Por ejemplo, a fondos de inversión y otros institucionales les han ofrecido preferentes de Bancaja en el mercado secundario "a 30 centavos el dólar", lo que en la jerga significa que pagan 30 por un título cuyo valor nominal es 100. En ofertas de recompra de preferentes por parte de la propia entidad, los descuentos han oscilado entre un 40% y un 50% del valor nominal. Las preferentes que acaba de recomprar Sabadell al 40% de su valor nominal estaban cotizando en el mercado secundario al 30%. De haber desinvertido en el mercado secundario, la pérdida para el cliente hubiera sido incluso mayor.

El inversor pierde dinero si hace líquidos los preferentes, con el agravante de que son instrumentos perpetuos.
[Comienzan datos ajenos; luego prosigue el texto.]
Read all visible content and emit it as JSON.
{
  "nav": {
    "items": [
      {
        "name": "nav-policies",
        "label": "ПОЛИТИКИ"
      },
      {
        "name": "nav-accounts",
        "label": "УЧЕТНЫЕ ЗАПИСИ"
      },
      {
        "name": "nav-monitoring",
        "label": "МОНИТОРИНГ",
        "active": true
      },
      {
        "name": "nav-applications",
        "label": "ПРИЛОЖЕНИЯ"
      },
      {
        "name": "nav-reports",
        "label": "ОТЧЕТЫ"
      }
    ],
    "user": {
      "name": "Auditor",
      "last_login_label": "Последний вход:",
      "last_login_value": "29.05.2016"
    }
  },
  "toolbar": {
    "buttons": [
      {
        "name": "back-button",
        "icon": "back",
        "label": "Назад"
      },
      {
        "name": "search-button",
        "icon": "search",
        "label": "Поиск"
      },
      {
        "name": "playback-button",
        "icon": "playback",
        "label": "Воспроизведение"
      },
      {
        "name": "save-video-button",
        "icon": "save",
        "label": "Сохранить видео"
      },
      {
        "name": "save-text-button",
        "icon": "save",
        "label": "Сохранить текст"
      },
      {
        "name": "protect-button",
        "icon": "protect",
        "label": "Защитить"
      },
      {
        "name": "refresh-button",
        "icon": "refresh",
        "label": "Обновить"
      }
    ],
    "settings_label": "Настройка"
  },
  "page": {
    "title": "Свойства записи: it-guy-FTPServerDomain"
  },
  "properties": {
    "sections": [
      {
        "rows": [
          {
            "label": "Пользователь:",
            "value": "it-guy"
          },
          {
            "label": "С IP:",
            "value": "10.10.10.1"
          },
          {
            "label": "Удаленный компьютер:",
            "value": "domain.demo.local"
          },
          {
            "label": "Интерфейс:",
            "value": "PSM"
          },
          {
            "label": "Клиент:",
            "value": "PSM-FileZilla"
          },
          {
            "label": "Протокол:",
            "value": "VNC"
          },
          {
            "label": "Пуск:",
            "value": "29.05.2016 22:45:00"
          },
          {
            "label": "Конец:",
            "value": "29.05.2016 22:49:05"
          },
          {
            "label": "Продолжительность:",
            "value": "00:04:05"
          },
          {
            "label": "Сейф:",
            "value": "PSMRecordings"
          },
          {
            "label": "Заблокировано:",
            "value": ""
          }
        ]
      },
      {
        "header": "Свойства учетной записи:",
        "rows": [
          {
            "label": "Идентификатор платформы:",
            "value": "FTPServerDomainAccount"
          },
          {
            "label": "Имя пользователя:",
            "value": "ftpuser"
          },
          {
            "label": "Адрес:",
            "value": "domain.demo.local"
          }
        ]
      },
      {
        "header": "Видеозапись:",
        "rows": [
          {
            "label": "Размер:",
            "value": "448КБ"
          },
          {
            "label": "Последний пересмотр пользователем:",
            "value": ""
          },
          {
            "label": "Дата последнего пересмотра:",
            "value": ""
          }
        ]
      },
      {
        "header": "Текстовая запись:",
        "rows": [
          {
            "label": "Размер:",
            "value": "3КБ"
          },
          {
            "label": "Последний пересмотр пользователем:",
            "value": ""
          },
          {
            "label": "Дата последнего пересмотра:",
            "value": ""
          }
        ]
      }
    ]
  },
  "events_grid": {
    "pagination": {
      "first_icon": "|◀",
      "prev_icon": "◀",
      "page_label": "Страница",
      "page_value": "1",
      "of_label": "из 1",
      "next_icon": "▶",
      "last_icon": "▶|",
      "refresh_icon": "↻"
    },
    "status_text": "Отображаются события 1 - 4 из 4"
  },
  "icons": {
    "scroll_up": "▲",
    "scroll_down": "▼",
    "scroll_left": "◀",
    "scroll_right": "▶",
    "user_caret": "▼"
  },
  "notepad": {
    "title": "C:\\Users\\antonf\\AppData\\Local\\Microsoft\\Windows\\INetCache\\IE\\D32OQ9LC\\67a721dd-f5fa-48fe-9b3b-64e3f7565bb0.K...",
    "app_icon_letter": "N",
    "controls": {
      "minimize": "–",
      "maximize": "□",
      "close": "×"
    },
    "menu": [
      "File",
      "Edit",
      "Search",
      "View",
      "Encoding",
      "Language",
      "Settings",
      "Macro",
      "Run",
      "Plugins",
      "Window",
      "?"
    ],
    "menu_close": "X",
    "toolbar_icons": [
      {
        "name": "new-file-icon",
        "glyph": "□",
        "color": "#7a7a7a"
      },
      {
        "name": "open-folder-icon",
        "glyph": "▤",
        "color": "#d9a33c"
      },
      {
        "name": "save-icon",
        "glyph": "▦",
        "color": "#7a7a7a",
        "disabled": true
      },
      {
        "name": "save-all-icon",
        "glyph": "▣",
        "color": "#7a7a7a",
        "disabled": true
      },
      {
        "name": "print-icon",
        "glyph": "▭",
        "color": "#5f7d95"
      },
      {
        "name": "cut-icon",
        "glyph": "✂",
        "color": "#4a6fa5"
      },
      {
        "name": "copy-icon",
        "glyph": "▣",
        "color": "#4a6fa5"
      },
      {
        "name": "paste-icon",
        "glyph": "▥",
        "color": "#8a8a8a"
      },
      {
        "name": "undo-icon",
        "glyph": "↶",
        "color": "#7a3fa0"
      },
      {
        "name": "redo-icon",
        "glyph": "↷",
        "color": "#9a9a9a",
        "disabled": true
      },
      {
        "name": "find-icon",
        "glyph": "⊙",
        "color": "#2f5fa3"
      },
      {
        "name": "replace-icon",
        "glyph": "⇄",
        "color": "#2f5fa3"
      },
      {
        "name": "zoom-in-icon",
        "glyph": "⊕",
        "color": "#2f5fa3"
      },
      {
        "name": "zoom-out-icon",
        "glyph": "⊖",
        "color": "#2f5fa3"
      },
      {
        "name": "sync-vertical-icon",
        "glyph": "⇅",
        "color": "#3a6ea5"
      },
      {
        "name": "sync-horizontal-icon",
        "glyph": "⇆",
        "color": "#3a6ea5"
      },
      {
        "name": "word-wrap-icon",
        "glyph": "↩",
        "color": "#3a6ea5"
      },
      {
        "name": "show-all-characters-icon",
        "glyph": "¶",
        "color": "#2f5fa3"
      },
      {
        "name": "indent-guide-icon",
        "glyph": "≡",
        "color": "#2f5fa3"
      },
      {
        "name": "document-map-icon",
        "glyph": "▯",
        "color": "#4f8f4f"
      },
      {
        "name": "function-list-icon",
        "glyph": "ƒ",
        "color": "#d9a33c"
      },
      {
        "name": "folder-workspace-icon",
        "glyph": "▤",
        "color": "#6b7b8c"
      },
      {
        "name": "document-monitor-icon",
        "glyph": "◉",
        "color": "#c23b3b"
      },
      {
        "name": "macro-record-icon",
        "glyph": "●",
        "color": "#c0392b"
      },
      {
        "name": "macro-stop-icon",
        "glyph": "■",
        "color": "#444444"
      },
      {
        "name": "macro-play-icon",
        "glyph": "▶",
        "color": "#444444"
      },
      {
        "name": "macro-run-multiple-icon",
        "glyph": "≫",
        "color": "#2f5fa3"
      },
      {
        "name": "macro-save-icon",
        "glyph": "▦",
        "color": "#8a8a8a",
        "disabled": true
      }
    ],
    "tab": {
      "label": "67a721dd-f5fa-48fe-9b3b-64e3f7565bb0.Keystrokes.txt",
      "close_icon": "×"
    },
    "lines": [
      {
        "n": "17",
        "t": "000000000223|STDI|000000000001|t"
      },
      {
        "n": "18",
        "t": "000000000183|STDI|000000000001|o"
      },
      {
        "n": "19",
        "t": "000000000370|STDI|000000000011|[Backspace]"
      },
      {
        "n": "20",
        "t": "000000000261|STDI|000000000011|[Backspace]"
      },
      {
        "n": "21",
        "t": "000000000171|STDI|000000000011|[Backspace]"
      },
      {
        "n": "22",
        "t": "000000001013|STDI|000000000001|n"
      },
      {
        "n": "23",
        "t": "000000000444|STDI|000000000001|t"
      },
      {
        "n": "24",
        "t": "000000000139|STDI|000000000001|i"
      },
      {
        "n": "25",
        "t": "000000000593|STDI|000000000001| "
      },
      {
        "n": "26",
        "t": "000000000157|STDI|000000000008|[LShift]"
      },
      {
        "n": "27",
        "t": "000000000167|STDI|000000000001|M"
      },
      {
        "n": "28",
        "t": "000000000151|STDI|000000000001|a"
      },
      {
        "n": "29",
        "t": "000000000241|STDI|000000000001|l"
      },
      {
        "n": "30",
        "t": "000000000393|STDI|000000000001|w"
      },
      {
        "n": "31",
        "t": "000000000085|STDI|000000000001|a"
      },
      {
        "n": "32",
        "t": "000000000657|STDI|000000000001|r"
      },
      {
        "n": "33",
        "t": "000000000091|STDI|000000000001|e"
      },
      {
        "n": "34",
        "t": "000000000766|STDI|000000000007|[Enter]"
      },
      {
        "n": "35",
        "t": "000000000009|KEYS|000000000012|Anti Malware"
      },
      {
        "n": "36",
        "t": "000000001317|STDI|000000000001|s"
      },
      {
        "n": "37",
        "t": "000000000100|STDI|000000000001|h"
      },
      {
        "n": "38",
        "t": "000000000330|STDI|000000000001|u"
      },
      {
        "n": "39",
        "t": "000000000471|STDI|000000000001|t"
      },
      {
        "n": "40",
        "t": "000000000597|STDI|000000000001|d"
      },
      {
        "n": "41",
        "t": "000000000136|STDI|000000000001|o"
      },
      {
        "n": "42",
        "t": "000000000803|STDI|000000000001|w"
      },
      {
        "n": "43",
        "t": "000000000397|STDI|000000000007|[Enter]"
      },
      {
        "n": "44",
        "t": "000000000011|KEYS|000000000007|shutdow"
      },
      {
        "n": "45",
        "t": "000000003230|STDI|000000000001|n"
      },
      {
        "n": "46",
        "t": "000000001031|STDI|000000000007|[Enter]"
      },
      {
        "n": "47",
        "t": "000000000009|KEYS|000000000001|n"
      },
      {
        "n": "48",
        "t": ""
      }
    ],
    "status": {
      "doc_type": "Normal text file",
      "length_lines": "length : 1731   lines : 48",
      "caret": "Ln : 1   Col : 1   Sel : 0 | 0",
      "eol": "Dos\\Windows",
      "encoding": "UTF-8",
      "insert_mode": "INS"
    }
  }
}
El banco o la caja suele reservarse una opción de amortización a partir del quinto año, que tiene que autorizar el Banco de España. El cliente, por tanto, no tiene ningún control sobre el horizonte temporal de su inversión.

"El Banco de España es muy severo en todas las cuestiones relativas a la solvencia. Pero en esto de las preferentes es muy laxo. ¿Para qué va a ampliar capital un banco si puede emitir preferentes? Porque aunque sea un instrumento caro, con impacto en los resultados, las preferentes son una opción más fácil que ampliar capital. Y no hay que olvidar que nadie amplía capital voluntariamente, lo hace porque el Banco de España se lo exige. Pero hay un problema más: al permitirse la venta de preferentes a particulares no hacen esa función de absorber pérdidas, porque crearían pánico y fuga de depósitos entre los clientes, lo que dificulta la reestructuración de las entidades financieras, frente a lo que se ha hecho en otros países", añade este experto.

Las participaciones preferentes son un híbrido entre acciones y deuda, sin las ventajas de éstas: no existe el potencial de revalorización de las acciones ni la protección de capital, ya que en caso de quiebra, y pese al nombre, en preferencia de liquidación sólo van por delante del capital. Primero cobrarán los demás acreedores. "El adjetivo preferentes que la legislación española otorga a las participaciones preferentes NO significa que sus titulares tengan la condición de acreedores privilegiados", aclara la CNMV en la advertencia incluida en el folleto de las preferentes de Banesto. Además el cupón o interés que pagan, va ligado no solo a la obtención de beneficios, sino a que éstos que sean suficientes para que la entidad financiera pueda mantener los ratios de solvencia que exige el Banco de España.